Lavoro, Brunetta-Tiraboschi: "Su Grande Dimissione evitare narrazioni emotive. I numeri non confermano una fuga dal lavoro"

6 giugno 2022

"Con il progredire del dibattito sulle Grandi Dimissioni sta emergendo la sempre più evidente eterogeneità del fenomeno, che non merita di essere troppo superficialmente categorizzato. La visione secondo la quale saremmo di fronte a una emorragica uscita delle persone dal mercato del lavoro sembra, infatti, non fare i conti con i numeri, che mettono in evidenza come, soprattutto nel nostro Paese, si tratti piuttosto di dimissioni a fronte di transizioni occupazionali da un lavoro a un altro".
 
Lo scrivono Renato Brunetta, ministro per la Pubblica amministrazione e ordinario di Economia del lavoro all'Università di Roma Tor Vergata, e Michele Tiraboschi, ordinario di Diritto del lavoro all'Università di Modena e Reggio Emilia, nel working paper Adapt dal titolo "Grande dimissione: fuga dal lavoro o narrazione emotiva? Qualche riflessione su letteratura, dati e tendenze".
 
Affermano gli autori: "Pare essere semplicistica la visione secondo la quale la difficoltà, sia del settore privato sia del settore pubblico, nel far fronte ai propri fabbisogni occupazionali sarebbe dovuta prevalentemente a questo fenomeno di abbandono lavorativo da parte delle persone.

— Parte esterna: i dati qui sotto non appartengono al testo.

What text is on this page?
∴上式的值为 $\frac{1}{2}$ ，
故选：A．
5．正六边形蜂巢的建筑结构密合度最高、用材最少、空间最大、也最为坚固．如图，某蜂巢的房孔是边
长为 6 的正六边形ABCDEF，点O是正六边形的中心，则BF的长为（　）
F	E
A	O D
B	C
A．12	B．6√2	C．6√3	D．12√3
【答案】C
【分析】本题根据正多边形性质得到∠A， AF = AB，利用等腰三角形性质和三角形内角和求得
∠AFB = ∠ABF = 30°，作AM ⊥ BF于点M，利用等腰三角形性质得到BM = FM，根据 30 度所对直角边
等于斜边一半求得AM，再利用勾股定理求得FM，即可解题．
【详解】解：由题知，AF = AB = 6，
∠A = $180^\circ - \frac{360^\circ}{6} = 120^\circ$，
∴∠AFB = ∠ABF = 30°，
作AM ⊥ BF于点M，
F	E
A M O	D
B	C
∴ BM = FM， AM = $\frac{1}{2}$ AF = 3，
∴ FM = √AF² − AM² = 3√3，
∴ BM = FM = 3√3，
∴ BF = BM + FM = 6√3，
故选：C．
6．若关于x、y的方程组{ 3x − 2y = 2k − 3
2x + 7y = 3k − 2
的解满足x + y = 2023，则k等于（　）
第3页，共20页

Piuttosto, le radici di questa problematica andrebbero meglio ricercate nelle strutturali difficoltà di matching tra domanda e offerta nel nostro Paese, le cui colpe non sono più di tanto da ricondurre all’indisponibilità delle persone a continuare la loro vita lavorativa, bensì alla mancanza di allineamento tra il sistema delle imprese e del lavoro con il sistema dell’istruzione e della formazione". 
 
Per quanto riguarda la Pubblica amministrazione, i numeri sulle posizioni realmente coperte attraverso i concorsi, sbloccati un anno fa dal decreto legge 44/2021, segnalano una sovrabbondanza di copertura per le figure amministrative e trasversali e maggiori problemi nel soddisfare interamente il fabbisogno soltanto per alcune figure professionali, ossia per le professioni tecniche e quelle dotate delle nuove competenze digitali. "La difficoltà delle amministrazioni pubbliche di reclutare professionalità con profili tecnologici e digitali rappresenta, al momento, una sfida comune di tutti i principali Paesi Ocse", si legge nel saggio. Sfida alla quale il Governo italiano ha risposto approvando una ampia riforma del lavoro pubblico "che investe le modalità di selezione, valutazione e carriera dei dipendenti pubblici".